Artık kendine demokrat anlayışlardan sıyrılarak gerçek demokrasi mücadelesi yapma zamanıdır. Bunu kim yaparsa o ve demokrasi kazanacaktır. Zira gerçek anlamda haklı olacak olan çifte standartsız ve eşitlikçi bir mücadele yapacak olandır. Pragmatik davranan kaybedecek, herkes için adalet isteyen kazanacaktır.83 yaşındaki bir ünlü yazarın sabaha karşı gözaltına alınması yasalara uygun ve fakat vicdanlara aykırı ise, % 47 almış bir partinin kapatılma girişimi de yasalara uygundur ve fakat vicdanlara aykırıdır.İlhan Selçuk’a oh olsun demek ne kadar mümkünse de bir o kadar vicdan sızlatan durumdur. Ergenekon soruşturmasından ortaya çıkan bilgilere göz yummak, 3 maymunu oynamak mümkünse de aslında vicdan sızlatan bir durumdur. İnsanların çoğu çifte standart yapsa da ortak akıl ikisine de aynı mentalite ile yaklaşılmasını gerektirir.

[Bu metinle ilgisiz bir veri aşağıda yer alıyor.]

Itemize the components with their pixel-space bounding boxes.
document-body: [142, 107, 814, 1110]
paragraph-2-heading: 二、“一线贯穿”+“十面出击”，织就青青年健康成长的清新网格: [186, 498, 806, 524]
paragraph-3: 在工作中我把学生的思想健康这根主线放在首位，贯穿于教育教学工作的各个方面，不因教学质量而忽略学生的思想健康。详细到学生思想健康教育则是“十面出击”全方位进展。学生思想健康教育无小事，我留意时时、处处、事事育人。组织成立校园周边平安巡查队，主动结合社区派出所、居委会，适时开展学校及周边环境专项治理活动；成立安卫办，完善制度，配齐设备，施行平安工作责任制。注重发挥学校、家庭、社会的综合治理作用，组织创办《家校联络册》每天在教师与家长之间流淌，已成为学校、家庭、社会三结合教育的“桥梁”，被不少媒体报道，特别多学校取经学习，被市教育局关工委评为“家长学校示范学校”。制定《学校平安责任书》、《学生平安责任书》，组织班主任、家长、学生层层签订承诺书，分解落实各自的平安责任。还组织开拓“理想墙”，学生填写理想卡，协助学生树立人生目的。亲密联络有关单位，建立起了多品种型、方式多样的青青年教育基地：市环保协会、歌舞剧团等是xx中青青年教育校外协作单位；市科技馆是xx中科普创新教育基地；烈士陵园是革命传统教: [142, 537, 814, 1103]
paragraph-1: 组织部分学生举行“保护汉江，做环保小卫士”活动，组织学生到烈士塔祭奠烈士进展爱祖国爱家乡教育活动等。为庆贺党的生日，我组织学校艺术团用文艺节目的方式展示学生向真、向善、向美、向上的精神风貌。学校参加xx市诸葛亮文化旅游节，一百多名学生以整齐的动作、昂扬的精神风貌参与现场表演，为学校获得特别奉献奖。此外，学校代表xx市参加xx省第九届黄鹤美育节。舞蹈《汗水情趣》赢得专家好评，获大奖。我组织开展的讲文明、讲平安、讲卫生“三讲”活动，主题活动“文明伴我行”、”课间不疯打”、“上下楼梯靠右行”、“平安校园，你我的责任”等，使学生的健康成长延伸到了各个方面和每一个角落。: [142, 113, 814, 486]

Darbe tüm olmaması gerektiğine dair deliller ortada olmasına rağmen gemileri yakmış olanlar için en kesin çözüm yine de. Fakat bunu önlemenin yolu her farklı kesimden insanın ortak iyiye yönelmesi ve çılgınlığı reddetmesidir. Zira kutuplaşma olması taraflar için belki iyi bir şeydir. Kemik taraftarları artar fakat ortak akıl, ortak iyi kaybolur. Kutuplaşma adalet ve hakkaniyet duygularının kaybolmasına yol açar. Çünkü kutuplaşan yandaşçıdır, adaletsizdir artık. Kutuplaşma tüm demokratik kazanımları da herkes için yok edici mahiyettedir.Oysa her iki kesimin de ortak aklı, ortak iyiyi kaybetmemeleri gerektiği açıktır.